Kill the individual mandate and you make it easy for Congress to let the country backslide to its current condition. In a world with an individual mandate, insurance has to be affordable. If it’s not, there’s a huge political backlash. That gives Congress a direct incentive to focus on cost. Remove the individual mandate and … eh. If insurance isn’t affordable, people simply go uninsured. It’s exactly what happens now. Same incentives, or lack thereof, to make the system better.
Yes, Obama rightfully should get the blame for putting Democrats in this horribly compromised position (although Lieberman remains a disgusting shill for the insurance industry who prefers to please CEOs and lobbyists, and stick it to the Democrats, than support an already greatly weakened bill that could save thousands of lives a year). But, as Paul Krugman wrote today, we cannot let bitterness, disappointment, and anger keep us from doing the right thing. Here is how he put it:
There’s enormous disappointment among progressives about the emerging health care bill — and rightly so. That said, even as it stands it would take a big step toward greater security for Americans and greater social justice; it would also save many lives over the decade ahead. That’s why progressive health policy wonks — the people who have campaigned for health reform for years — are almost all in favor of voting for the thing.
… As Ezra Klein pointed out a few weeks ago, we’re basically in a hostage situation: progressives really, really want to cover the uninsured, while centrists whose votes are needed can take it or leave it. So the centrists have a lot of power — which in the case of Joe Lieberman means the power to double-cross and indulge his pettiness.
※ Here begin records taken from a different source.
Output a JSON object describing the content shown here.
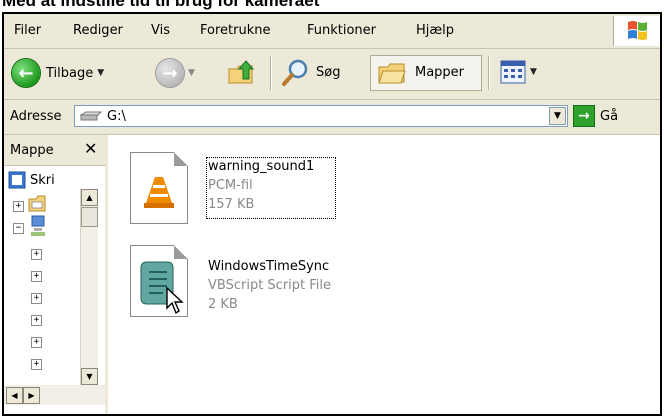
{
  "caption": "Med at indstille tid til brug for kameraet",
  "menu": [
    "Filer",
    "Rediger",
    "Vis",
    "Foretrukne",
    "Funktioner",
    "Hjælp"
  ],
  "toolbar": {
    "back_label": "Tilbage",
    "search_label": "Søg",
    "folders_label": "Mapper"
  },
  "address": {
    "label": "Adresse",
    "value": "G:\\",
    "go_label": "Gå"
  },
  "sidebar": {
    "title": "Mappe",
    "root_label": "Skri"
  },
  "files": [
    {
      "name": "warning_sound1",
      "type": "PCM-fil",
      "size": "157 KB",
      "icon": "vlc-cone-icon"
    },
    {
      "name": "WindowsTimeSync",
      "type": "VBScript Script File",
      "size": "2 KB",
      "icon": "script-scroll-icon"
    }
  ],
  "colors": {
    "xp_face": "#ece9d8",
    "go_green": "#2ca12c",
    "vlc_orange": "#f08a00",
    "script_teal": "#5fa7a0"
  }
}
Now, in a hostage situation there are times when you have to just say no — when giving in, by encouraging future hostage-takers, would be worse than letting the hostages perish. So the question has to be, is this one of those times? I don’t think so, given the history: as Kevin Drum points out, health reform has come back weaker after each defeat. I’d also point out that highly imperfect insurance reforms, like Social Security and Medicare in their initial incarnations, have gotten more comprehensive over time. This suggests that the priority is to get something passed.
By all means denounce Obama for his failed bipartisan gestures. By all means criticize the administration. But don’t take it out on the tens of millions of Americans who will have health insurance if this bill passes, but will be out of luck — and, in some cases, dead — if it doesn’t.